Короче, вышли мы из самолета с нашей ручной кладью, с детьми и внуками, и привели нас в зал, где регистрируют олим хадашим и выдают необходимые для жизни в Эрец Исраэль официальные документы. Эта процедура много раз описана.
Однако многие не заметили, что в этот момент каждый при желании может изменить имя. Может, но не обязан. Кто не хочет, может, даже если он, скажем Вася (Например, бывают известные русские писатели, у которых мамы были раньше еврейками, а сами они Васи - и ничего), так вот я говорю, что, даже если вы Вася, вы можете попросить, и во всех ваших документах вам напишут, что вы Вася Лившиц.
Или, допустим, фамилия. Мне рассказывали, что однажды некий еврей приехал из Ленинграда и сказал - у него так в визе было написано - что его фамилия Поц(Точнее - Потс, но на иврите же все равно получается, что он "Поц"). Вам не нравится? Ну, так не надо. Можете считать, что ваша фамилия лучше. А у него и папа, и дедушка... Дедушку, правда, немцы расстреляли. Собственно даже не совсем немцы, а латыши. Под Ригой. А если его сосед бы Пурец, так его не расстреляли?
Словом, они этому Потсу предложили ради более счастливой жизни в Эрец Исраэль сменить эту фамилию. Бен-Гурион, они ему сказали, свою гораздо более красивую фамилию Грин и то сменил. Но этот Потс сказал им прямо, что пусть хоть весь Израиль станет на уши, но Бен-Гурион ему не указ, и он ничего менять не будет.
Дорога жизни, это разбросанные как попало по всему пустырю клочки и обрывки.
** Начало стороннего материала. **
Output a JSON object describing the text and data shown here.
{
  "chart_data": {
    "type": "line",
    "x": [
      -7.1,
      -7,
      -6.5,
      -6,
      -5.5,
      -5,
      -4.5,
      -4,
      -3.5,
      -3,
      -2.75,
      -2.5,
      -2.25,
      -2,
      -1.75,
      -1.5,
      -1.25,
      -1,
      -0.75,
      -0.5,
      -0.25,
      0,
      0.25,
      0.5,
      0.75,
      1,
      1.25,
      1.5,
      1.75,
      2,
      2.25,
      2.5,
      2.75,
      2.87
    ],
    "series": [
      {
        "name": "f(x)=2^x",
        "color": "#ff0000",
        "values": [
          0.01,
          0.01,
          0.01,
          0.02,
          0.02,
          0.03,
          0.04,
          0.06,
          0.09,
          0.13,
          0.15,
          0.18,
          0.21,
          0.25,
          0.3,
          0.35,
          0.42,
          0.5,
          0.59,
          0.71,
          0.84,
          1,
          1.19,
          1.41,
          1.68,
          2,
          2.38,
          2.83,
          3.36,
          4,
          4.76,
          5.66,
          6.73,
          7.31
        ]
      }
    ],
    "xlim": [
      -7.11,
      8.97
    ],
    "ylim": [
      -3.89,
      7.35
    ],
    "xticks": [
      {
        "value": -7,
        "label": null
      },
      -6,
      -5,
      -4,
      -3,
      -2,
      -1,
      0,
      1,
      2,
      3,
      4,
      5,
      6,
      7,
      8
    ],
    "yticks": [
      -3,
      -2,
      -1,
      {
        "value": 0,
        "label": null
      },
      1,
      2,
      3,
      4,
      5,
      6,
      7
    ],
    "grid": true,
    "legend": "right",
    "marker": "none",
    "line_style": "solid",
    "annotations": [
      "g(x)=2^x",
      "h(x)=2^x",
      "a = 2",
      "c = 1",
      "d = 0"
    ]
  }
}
И на данном клочке было русским языком написано, что, когда у моего младшего сына спросят, как ему написать имя "Алексей", с двумя юдами или с одним, так он им скажет, чтобы они безо всяких юдов написали ему "Абрам".
- Н е п о н я л, - сказал я улично-блатным голосом моего друга Вовки-Цыгана.
... Цыганом Вовку называли не только за темную кожу и маслянисто-черные волосы, но также за уникальные воровские способности. Он был мелким малолетним, но при этом универсальным вором. Он мог украсть что угодно и откуда угодно, и черта с два вы бы его на этом поймали. Я с ним на его дела не ходил, но, честно говоря, восхищался. Как ни говорите, искусство! Из кармана, с прилавка, из кошелки, через форточку, из шкафа, который под замком и в глубине - откуда хотите и откуда не хотите.
Я же был скромным мальчиком, который хорошо учился, не имел претензий за поведение в дневнике и прилично играл на скрипке. Правда, Цыган лучше меня играл в шахматы.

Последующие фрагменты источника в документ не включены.